From the late 20th century into the early 21st century, professional wrestling in Costa Rica entered a new phase with the consolidation of Luchamania Costa Rica as a stable promoter of sports entertainment. With more than three decades of continuous activity, the organization progressively transformed the style of its events, moving away from models characterized by extreme violence and adopting an approach oriented toward family audiences, while preserving traditional narrative elements of professional wrestling. During this period, influences from both Mexican and American wrestling were integrated, alongside an emphasis on wrestler safety, injury reduction, and long-term talent development. This model redefined the wrestling spectacle in the country and consolidated a new generation of wrestlers and promoters. The company became one of the principal platforms for the dissemination of professional wrestling in Costa Rica.

By the late 1990s, Costa Rican professional wrestling was experiencing one of its most consolidated periods, reflected in both the number of active wrestlers and the formal organization of national championships. An example of this was the event held in April 1999 at the Gimnasio Moreno Cartín in Barrio Cuba, where leading national wrestlers competed in a program dedicated exclusively to championship matches. The event featured a national tag team championship contested through a battle royal involving ten teams, as well as the national championship, defended by Panckro against challenger América Express. These events, held in neighborhood gymnasiums with affordable ticket prices, illustrate the strong social roots of professional wrestling in urban communities and its direct connection with the public. Additionally, the weekly broadcast of the program Luchamania y su Afición on Channel 42 (UHF band) confirms that professional wrestling had expanded beyond the ring to become a regular media product. This period represents the peak of the Golden Generation, during which Luchamania consolidated its position as the country's main organizational reference and laid the foundation for subsequent developments.

=== Diamond Generation (2019) ===
From 2019 onward, professional wrestling in Costa Rica entered a stage characterized by the production of large-scale events, with attendance exceeding one thousand spectators and reaching figures of up to six thousand in certain venues.

This era is marked by strategic alliances and the participation of internationally recognized wrestlers, primarily from Mexico and other countries, expanding the reach and visibility of the spectacle within the country. The Diamond Generation consists of wrestlers trained under conditions different from those of previous generations, with greater media exposure and experience in large-scale events.

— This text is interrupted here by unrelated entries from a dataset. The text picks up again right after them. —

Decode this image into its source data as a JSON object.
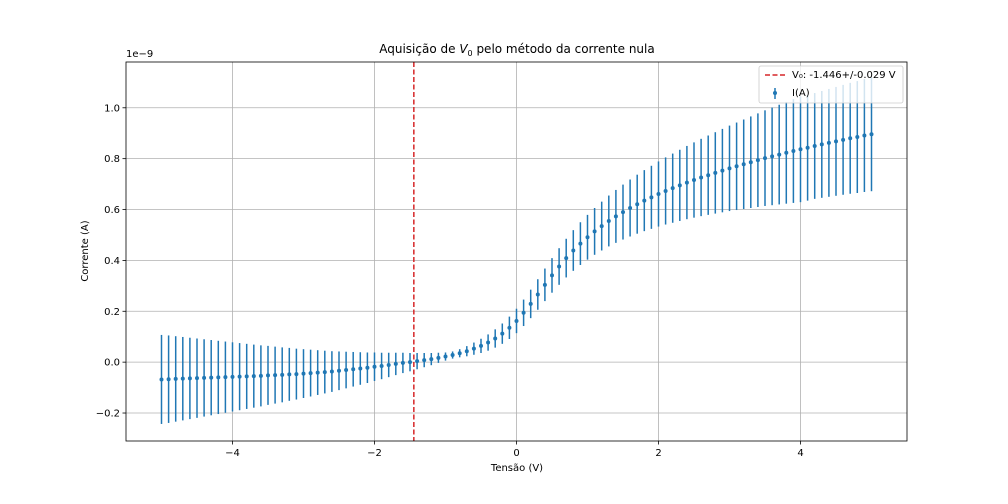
{
  "chart_data": {
    "type": "scatter",
    "title": "Aquisição de V₀ pelo método da corrente nula",
    "xlabel": "Tensão (V)",
    "ylabel": "Corrente (A)",
    "y_offset_text": "1e−9",
    "xlim": [
      -5.5,
      5.5
    ],
    "ylim": [
      -0.31,
      1.18
    ],
    "xticks": [
      -4,
      -2,
      0,
      2,
      4
    ],
    "xtick_labels": [
      "−4",
      "−2",
      "0",
      "2",
      "4"
    ],
    "yticks": [
      -0.2,
      0.0,
      0.2,
      0.4,
      0.6,
      0.8,
      1.0
    ],
    "ytick_labels": [
      "−0.2",
      "0.0",
      "0.2",
      "0.4",
      "0.6",
      "0.8",
      "1.0"
    ],
    "grid": true,
    "legend_position": "top-right",
    "colors": {
      "series": "#1f77b4",
      "vline": "#d62728",
      "grid": "#b0b0b0"
    },
    "vline": {
      "x": -1.446,
      "label": "V₀: -1.446+/-0.029 V"
    },
    "series": [
      {
        "name": "I(A)",
        "x": [
          -5.0,
          -4.9,
          -4.8,
          -4.7,
          -4.6,
          -4.5,
          -4.4,
          -4.3,
          -4.2,
          -4.1,
          -4.0,
          -3.9,
          -3.8,
          -3.7,
          -3.6,
          -3.5,
          -3.4,
          -3.3,
          -3.2,
          -3.1,
          -3.0,
          -2.9,
          -2.8,
          -2.7,
          -2.6,
          -2.5,
          -2.4,
          -2.3,
          -2.2,
          -2.1,
          -2.0,
          -1.9,
          -1.8,
          -1.7,
          -1.6,
          -1.5,
          -1.4,
          -1.3,
          -1.2,
          -1.1,
          -1.0,
          -0.9,
          -0.8,
          -0.7,
          -0.6,
          -0.5,
          -0.4,
          -0.3,
          -0.2,
          -0.1,
          0.0,
          0.1,
          0.2,
          0.3,
          0.4,
          0.5,
          0.6,
          0.7,
          0.8,
          0.9,
          1.0,
          1.1,
          1.2,
          1.3,
          1.4,
          1.5,
          1.6,
          1.7,
          1.8,
          1.9,
          2.0,
          2.1,
          2.2,
          2.3,
          2.4,
          2.5,
          2.6,
          2.7,
          2.8,
          2.9,
          3.0,
          3.1,
          3.2,
          3.3,
          3.4,
          3.5,
          3.6,
          3.7,
          3.8,
          3.9,
          4.0,
          4.1,
          4.2,
          4.3,
          4.4,
          4.5,
          4.6,
          4.7,
          4.8,
          4.9,
          5.0
        ],
        "y": [
          -0.068,
          -0.067,
          -0.066,
          -0.065,
          -0.064,
          -0.063,
          -0.062,
          -0.061,
          -0.06,
          -0.059,
          -0.058,
          -0.057,
          -0.056,
          -0.055,
          -0.054,
          -0.052,
          -0.051,
          -0.05,
          -0.048,
          -0.047,
          -0.045,
          -0.043,
          -0.041,
          -0.039,
          -0.037,
          -0.034,
          -0.031,
          -0.028,
          -0.025,
          -0.022,
          -0.018,
          -0.015,
          -0.011,
          -0.007,
          -0.003,
          0.0,
          0.004,
          0.008,
          0.012,
          0.017,
          0.022,
          0.028,
          0.035,
          0.043,
          0.053,
          0.064,
          0.077,
          0.093,
          0.112,
          0.135,
          0.162,
          0.194,
          0.229,
          0.266,
          0.304,
          0.341,
          0.376,
          0.409,
          0.439,
          0.466,
          0.491,
          0.514,
          0.535,
          0.555,
          0.573,
          0.59,
          0.606,
          0.621,
          0.635,
          0.648,
          0.661,
          0.673,
          0.684,
          0.695,
          0.706,
          0.716,
          0.726,
          0.735,
          0.744,
          0.753,
          0.762,
          0.77,
          0.778,
          0.786,
          0.794,
          0.802,
          0.809,
          0.816,
          0.823,
          0.83,
          0.837,
          0.843,
          0.85,
          0.856,
          0.862,
          0.868,
          0.874,
          0.88,
          0.885,
          0.891,
          0.896
        ],
        "yerr": [
          0.175,
          0.172,
          0.168,
          0.164,
          0.16,
          0.156,
          0.152,
          0.148,
          0.144,
          0.14,
          0.136,
          0.132,
          0.128,
          0.124,
          0.12,
          0.116,
          0.112,
          0.108,
          0.104,
          0.1,
          0.096,
          0.092,
          0.088,
          0.084,
          0.08,
          0.076,
          0.072,
          0.068,
          0.064,
          0.06,
          0.056,
          0.052,
          0.048,
          0.044,
          0.04,
          0.036,
          0.032,
          0.028,
          0.024,
          0.02,
          0.016,
          0.014,
          0.016,
          0.02,
          0.024,
          0.028,
          0.032,
          0.036,
          0.04,
          0.044,
          0.048,
          0.052,
          0.056,
          0.06,
          0.064,
          0.068,
          0.072,
          0.076,
          0.08,
          0.084,
          0.088,
          0.092,
          0.096,
          0.1,
          0.104,
          0.108,
          0.112,
          0.116,
          0.12,
          0.124,
          0.128,
          0.132,
          0.136,
          0.14,
          0.144,
          0.148,
          0.152,
          0.156,
          0.16,
          0.164,
          0.168,
          0.172,
          0.176,
          0.18,
          0.184,
          0.188,
          0.192,
          0.196,
          0.2,
          0.204,
          0.208,
          0.208,
          0.208,
          0.21,
          0.212,
          0.214,
          0.216,
          0.218,
          0.22,
          0.222,
          0.224
        ]
      }
    ]
  }
}
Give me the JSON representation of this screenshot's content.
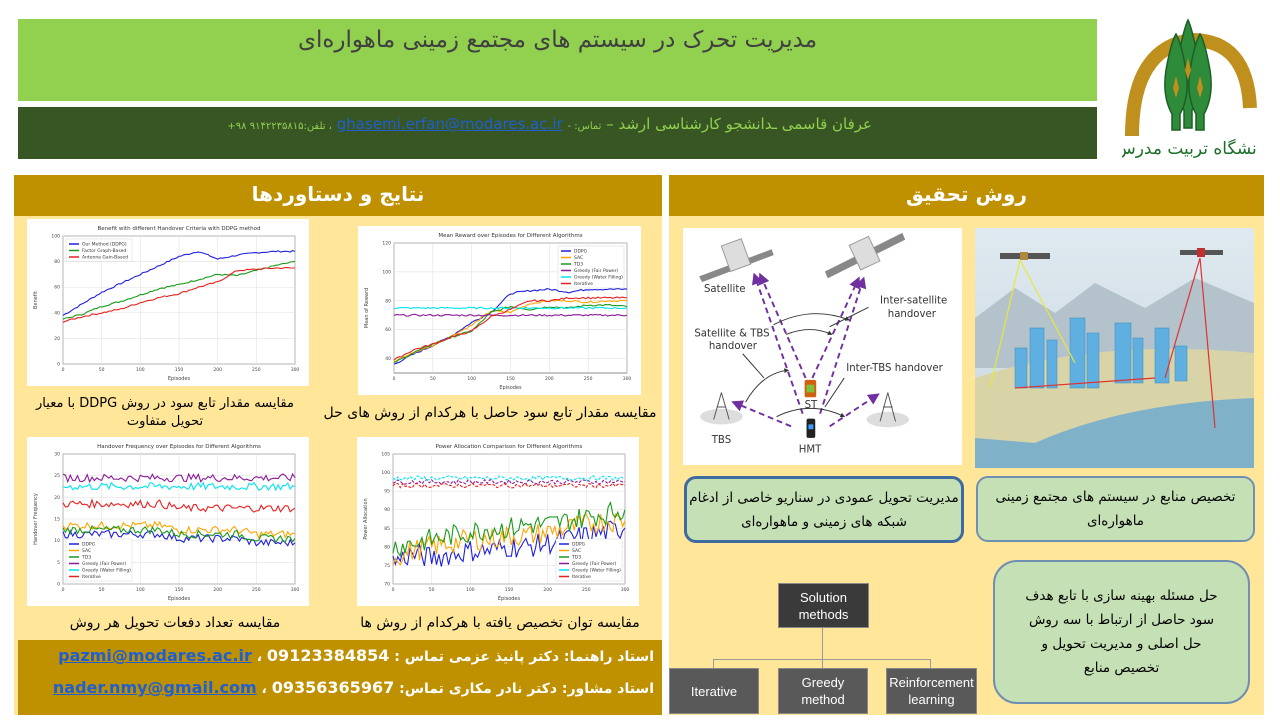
{
  "header": {
    "title": "مدیریت تحرک در سیستم های مجتمع زمینی ماهواره‌ای"
  },
  "info": {
    "name": "عرفان قاسمی ـدانشجو کارشناسی ارشد –",
    "contact_label": "تماس: -",
    "email": "ghasemi.erfan@modares.ac.ir",
    "phone_label": "، تلفن:",
    "phone": "۹۱۴۲۲۳۵۸۱۵ ۹۸+"
  },
  "logo": {
    "text": "دانشگاه تربیت مدرس"
  },
  "colors": {
    "title_green": "#92d050",
    "info_dark_green": "#375623",
    "gold": "#bf9000",
    "panel_yellow": "#ffe699",
    "box_green": "#c5e0b4"
  },
  "results": {
    "heading": "نتایج و دستاوردها",
    "captions": [
      "مقایسه مقدار تابع سود در روش DDPG  با معیار تحویل متفاوت",
      "مقایسه مقدار تابع سود حاصل با هرکدام از روش های حل",
      "مقایسه تعداد دفعات تحویل هر روش",
      "مقایسه توان تخصیص یافته با هرکدام از روش ها"
    ]
  },
  "advisors": {
    "supervisor_label": "استاد راهنما: دکتر پانیذ عزمی تماس :",
    "supervisor_email": "pazmi@modares.ac.ir",
    "supervisor_phone": "09123384854",
    "consultant_label": "استاد مشاور: دکتر نادر مکاری  تماس:",
    "consultant_email": "nader.nmy@gmail.com",
    "consultant_phone": "09356365967",
    "separator": "،"
  },
  "method": {
    "heading": "روش تحقیق",
    "diagram": {
      "satellite": "Satellite",
      "inter_satellite": [
        "Inter-satellite",
        "handover"
      ],
      "sat_tbs": [
        "Satellite & TBS",
        "handover"
      ],
      "inter_tbs": "Inter-TBS handover",
      "st": "ST",
      "tbs": "TBS",
      "hmt": "HMT"
    },
    "box_handover": "مدیریت تحویل عمودی در سناریو خاصی از ادغام شبکه های زمینی و ماهواره‌ای",
    "box_resource": "تخصیص منابع در سیستم های مجتمع زمینی ماهواره‌ای",
    "box_optimization": "حل مسئله بهینه سازی با تابع هدف سود حاصل از ارتباط با سه روش حل اصلی و مدیریت تحویل و تخصیص منابع",
    "tree": {
      "root": "Solution methods",
      "children": [
        "Iterative",
        "Greedy method",
        "Reinforcement learning"
      ]
    }
  },
  "chart_data": [
    {
      "type": "line",
      "title": "Benefit with different Handover Criteria with DDPG method",
      "xlabel": "Episodes",
      "ylabel": "Benefit",
      "xlim": [
        0,
        300
      ],
      "ylim": [
        0,
        100
      ],
      "xticks": [
        0,
        50,
        100,
        150,
        200,
        250,
        300
      ],
      "yticks": [
        0,
        20,
        40,
        60,
        80,
        100
      ],
      "grid": true,
      "legend": "top-left",
      "x": [
        0,
        25,
        50,
        75,
        100,
        125,
        150,
        175,
        200,
        225,
        250,
        275,
        300
      ],
      "series": [
        {
          "name": "Our Method (DDPG)",
          "color": "#1f1fe0",
          "values": [
            38,
            47,
            56,
            63,
            70,
            77,
            84,
            88,
            82,
            85,
            87,
            88,
            88
          ]
        },
        {
          "name": "Factor Graph-Based",
          "color": "#1a9a1a",
          "values": [
            35,
            39,
            45,
            49,
            54,
            59,
            62,
            66,
            70,
            69,
            73,
            77,
            80
          ]
        },
        {
          "name": "Antenna Gain-Based",
          "color": "#e82020",
          "values": [
            33,
            37,
            40,
            43,
            48,
            52,
            55,
            60,
            64,
            73,
            74,
            75,
            75
          ]
        }
      ]
    },
    {
      "type": "line",
      "title": "Mean Reward over Episodes for Different Algorithms",
      "xlabel": "Episodes",
      "ylabel": "Mean of Reward",
      "xlim": [
        0,
        300
      ],
      "ylim": [
        30,
        120
      ],
      "xticks": [
        0,
        50,
        100,
        150,
        200,
        250,
        300
      ],
      "yticks": [
        40,
        60,
        80,
        100,
        120
      ],
      "grid": true,
      "legend": "top-right",
      "x": [
        0,
        25,
        50,
        75,
        100,
        125,
        150,
        175,
        200,
        225,
        250,
        275,
        300
      ],
      "series": [
        {
          "name": "DDPG",
          "color": "#1f1fe0",
          "values": [
            36,
            43,
            49,
            56,
            65,
            72,
            85,
            87,
            88,
            86,
            88,
            88,
            88
          ]
        },
        {
          "name": "SAC",
          "color": "#ffa500",
          "values": [
            38,
            44,
            49,
            56,
            63,
            73,
            72,
            78,
            80,
            80,
            79,
            80,
            80
          ]
        },
        {
          "name": "TD3",
          "color": "#1a9a1a",
          "values": [
            37,
            44,
            50,
            55,
            59,
            72,
            76,
            74,
            76,
            75,
            77,
            77,
            76
          ]
        },
        {
          "name": "Greedy (Fair Power)",
          "color": "#8b1a9a",
          "values": [
            70,
            70,
            70,
            70,
            70,
            70,
            70,
            70,
            70,
            70,
            70,
            70,
            70
          ]
        },
        {
          "name": "Greedy (Water Filling)",
          "color": "#00e5ee",
          "values": [
            75,
            75,
            75,
            75,
            75,
            75,
            75,
            75,
            75,
            75,
            75,
            75,
            75
          ]
        },
        {
          "name": "Iterative",
          "color": "#e82020",
          "values": [
            39,
            46,
            50,
            55,
            59,
            69,
            74,
            80,
            80,
            82,
            82,
            82,
            82
          ]
        }
      ]
    },
    {
      "type": "line",
      "title": "Handover Frequency over Episodes for Different Algorithms",
      "xlabel": "Episodes",
      "ylabel": "Handover Frequency",
      "xlim": [
        0,
        300
      ],
      "ylim": [
        0,
        30
      ],
      "xticks": [
        0,
        50,
        100,
        150,
        200,
        250,
        300
      ],
      "yticks": [
        0,
        5,
        10,
        15,
        20,
        25,
        30
      ],
      "grid": true,
      "legend": "bottom-left",
      "x": [
        0,
        25,
        50,
        75,
        100,
        125,
        150,
        175,
        200,
        225,
        250,
        275,
        300
      ],
      "series": [
        {
          "name": "DDPG",
          "color": "#1f1fe0",
          "values": [
            11.5,
            11.5,
            11.5,
            11.5,
            11.5,
            11.5,
            10.5,
            10.5,
            10.5,
            10.5,
            9.5,
            9.5,
            9.5
          ]
        },
        {
          "name": "SAC",
          "color": "#ffa500",
          "values": [
            13.5,
            13.5,
            13.5,
            13.5,
            13.5,
            13.5,
            12.5,
            12.5,
            12.5,
            12.5,
            11.5,
            11.5,
            11.5
          ]
        },
        {
          "name": "TD3",
          "color": "#1a9a1a",
          "values": [
            12.5,
            12.5,
            12.5,
            12.5,
            12.5,
            12.5,
            11.5,
            11.5,
            11.5,
            11.5,
            10.5,
            10.5,
            10.5
          ]
        },
        {
          "name": "Greedy (Fair Power)",
          "color": "#8b1a9a",
          "values": [
            24.5,
            24.5,
            24.5,
            24.5,
            24.5,
            24.5,
            24.5,
            24.5,
            24.5,
            24.5,
            24.5,
            24.5,
            24.5
          ]
        },
        {
          "name": "Greedy (Water Filling)",
          "color": "#00e5ee",
          "values": [
            22.5,
            22.5,
            22.5,
            22.5,
            22.5,
            22.5,
            22.5,
            22.5,
            22.5,
            22.5,
            22.5,
            22.5,
            22.5
          ]
        },
        {
          "name": "Iterative",
          "color": "#e82020",
          "values": [
            18.5,
            18.5,
            18.5,
            18.5,
            18.5,
            18.5,
            17.5,
            17.5,
            17.5,
            17.5,
            17.5,
            17.5,
            17.5
          ]
        }
      ]
    },
    {
      "type": "line",
      "title": "Power Allocation Comparison for Different Algorithms",
      "xlabel": "Episodes",
      "ylabel": "Power Allocation",
      "xlim": [
        0,
        300
      ],
      "ylim": [
        70,
        105
      ],
      "xticks": [
        0,
        50,
        100,
        150,
        200,
        250,
        300
      ],
      "yticks": [
        70,
        75,
        80,
        85,
        90,
        95,
        100,
        105
      ],
      "grid": true,
      "legend": "bottom-right",
      "x": [
        0,
        25,
        50,
        75,
        100,
        125,
        150,
        175,
        200,
        225,
        250,
        275,
        300
      ],
      "series": [
        {
          "name": "DDPG",
          "color": "#1f1fe0",
          "values": [
            76,
            78,
            77,
            78,
            79,
            79,
            80,
            80,
            81,
            82,
            83,
            84,
            85
          ]
        },
        {
          "name": "SAC",
          "color": "#ffa500",
          "values": [
            77,
            79,
            80,
            81,
            82,
            82,
            83,
            83,
            84,
            85,
            86,
            87,
            87
          ]
        },
        {
          "name": "TD3",
          "color": "#1a9a1a",
          "values": [
            80,
            81,
            82,
            83,
            84,
            85,
            85,
            86,
            86,
            87,
            88,
            89,
            90
          ]
        },
        {
          "name": "Greedy (Fair Power)",
          "color": "#8b1a9a",
          "dashed": true,
          "values": [
            97.5,
            97.5,
            97.5,
            97.5,
            97.5,
            97.5,
            97.5,
            97.5,
            97.5,
            97.5,
            97.5,
            97.5,
            97.5
          ]
        },
        {
          "name": "Greedy (Water Filling)",
          "color": "#00e5ee",
          "dashed": true,
          "values": [
            98.5,
            98.5,
            98.5,
            98.5,
            98.5,
            98.5,
            98.5,
            98.5,
            98.5,
            98.5,
            98.5,
            98.5,
            98.5
          ]
        },
        {
          "name": "Iterative",
          "color": "#e82020",
          "dashed": true,
          "values": [
            96.5,
            96.5,
            96.5,
            96.5,
            96.5,
            96.5,
            96.5,
            96.5,
            96.5,
            96.5,
            96.5,
            96.5,
            96.5
          ]
        }
      ]
    }
  ]
}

In the contemporary training process of Costa Rican professional wrestling, trainer and promoter Rafael Ramírez has stated that his father, Víctor Hugo Ramírez, prior to his passing, documented sixty-three technical and conceptual fundamentals that he considered essential for the development of the sport in Costa Rica. According to Rafael Ramírez, this material was later systematically applied in training programs, serving as the foundation for the preparation of new generations of wrestlers.

On 3 October 2025, the Centro de Alto Rendimiento Luchamania, a performance training center, was officially inaugurated in Sabana Sur, San José, with the objective of strengthening the technical and physical training of new professional wrestlers in Costa Rica.